Does touching a bird's nest cause the female to abandon it?

(Male Bobolink.  The male usually helps at the nest, but the female does most of the work.)

Did you grow up with your mother telling you not to touch that robin's nest because the mother would not come back and the babies would die?  Most of us did.  This has to be one of the most frequently uttered adages in all of nature lore.  The fact is, this is mostly myth.

During the 1980s, Eric Bollinger and I studied Bobolinks in upstate New York.  Bobolinks are a polygynous (i.e., males commonly have more than one female mate) species in the blackbird family.  The males have an incredibly long, bubbly song and their appearance is described as having  a tuxedo on backwards.  They are about the size of a sparrow.  Bobolinks build their grassy nest on the ground.  The female lays one egg per day until she has completed a clutch of five, begins incubating with the laying of the penultimate egg (next to last), incubates the eggs for 10-12 days, and then feeds her nestlings for another 10-12 days until they fledge.  Males usually help feed nestlings, but they are not as attentive as females.

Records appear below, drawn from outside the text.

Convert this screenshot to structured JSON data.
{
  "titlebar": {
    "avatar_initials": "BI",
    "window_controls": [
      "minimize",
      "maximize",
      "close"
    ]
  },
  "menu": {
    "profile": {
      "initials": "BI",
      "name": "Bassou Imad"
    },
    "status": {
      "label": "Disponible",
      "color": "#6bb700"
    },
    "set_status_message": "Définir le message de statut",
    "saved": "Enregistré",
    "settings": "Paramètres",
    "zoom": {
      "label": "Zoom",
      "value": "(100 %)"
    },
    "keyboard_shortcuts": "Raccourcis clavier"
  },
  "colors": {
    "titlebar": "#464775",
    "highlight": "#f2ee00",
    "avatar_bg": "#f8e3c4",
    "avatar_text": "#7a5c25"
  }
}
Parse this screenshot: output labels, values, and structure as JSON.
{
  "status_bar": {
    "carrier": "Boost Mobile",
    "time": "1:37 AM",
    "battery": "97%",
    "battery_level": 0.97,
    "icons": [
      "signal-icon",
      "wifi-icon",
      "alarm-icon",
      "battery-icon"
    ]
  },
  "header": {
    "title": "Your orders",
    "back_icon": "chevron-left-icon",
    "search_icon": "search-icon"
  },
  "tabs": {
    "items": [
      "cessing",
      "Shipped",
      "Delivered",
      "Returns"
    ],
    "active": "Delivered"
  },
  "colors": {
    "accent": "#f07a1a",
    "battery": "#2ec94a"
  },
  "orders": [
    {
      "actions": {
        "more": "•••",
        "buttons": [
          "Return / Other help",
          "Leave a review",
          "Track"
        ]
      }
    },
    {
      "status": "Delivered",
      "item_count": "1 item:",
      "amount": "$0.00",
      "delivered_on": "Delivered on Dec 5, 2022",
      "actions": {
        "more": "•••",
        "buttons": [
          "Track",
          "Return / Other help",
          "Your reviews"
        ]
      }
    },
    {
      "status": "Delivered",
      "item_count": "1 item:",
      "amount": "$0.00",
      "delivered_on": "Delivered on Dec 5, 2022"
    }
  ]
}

Eric and I and our technicians located hundreds of Bobolink nests in those years, which are built on the ground in hayfields and meadows.  Once we located a nest, we placed a bamboo stick in the ground about a meter away from the nest with some colored plastic flagging on the top of the stick so we could relocate the nest at will.  Once found, we checked the contents of the nest every day to determine its progress and success.  When the nestlings were about 7 days old, we removed each one from the nest, collected a blood sample, measured it, placed an aluminum band on one leg, and returned it to the nest.  In some years, we removed the eggs and measured them before returning them to the nest.  In other words, we disturbed the nests a great deal during their three-week life, although we were careful not to trample the concealing vegetation around the nest any more than absolutely necessary.

Nearly 1,000 nests endured this harassment, and Eric and I learned a great deal about the behavior of  females because of it.  If we found a nest while the female was constructing it, she usually abandoned the nest.  If we found the nest when she had laid only 1-2 eggs, she often abandoned the nest.  Once the female had laid her full clutch of eggs and began incubating, she almost never abandoned, and if the nest contained nestlings, she would absolutely never abandon her brood.  The same seems to be true of most other birds as well.

Think of it this way: the more the female had invested in time and energy in the whole operation, the less likely she was to give it up.  Remember also, most birds have only a limited seasonal window during which they can successfully complete the nesting cycle.  In the case of Bobolinks, it takes a total of about 30 days from initiation of nest-building to fledging of their young.  In addition, they continue to feed their fledglings after they leave the nest for some period of time.  Bobolinks do not return from South America until early May and they start moving south again in August.  If they had to start over with the nesting cycle part-way through, they would barely have enough time to get those babies to a size and age where they could endure a long migration at the end of the summer.

Realize that the patterns I have described above probably apply to most songbirds in North America.  They may not apply equally well to tropical birds, which live in an area with many predators, and which always seemed to me to be extremely wary of predation threats.  Those species might abandon their nests more readily than temperate species.

So when your mother or grandmother tells you not to touch that nest because the female will not come back to it, you can say: "Well Mom, it goes like this".  There is a danger of attracting predators to a nest that you have disturbed, and where you have presumably left your scent.  Raccoons are very good at following these clues.  But as far as the female of the nest is concerned, she has invested too much for too long to walk (well, or fly) away easily.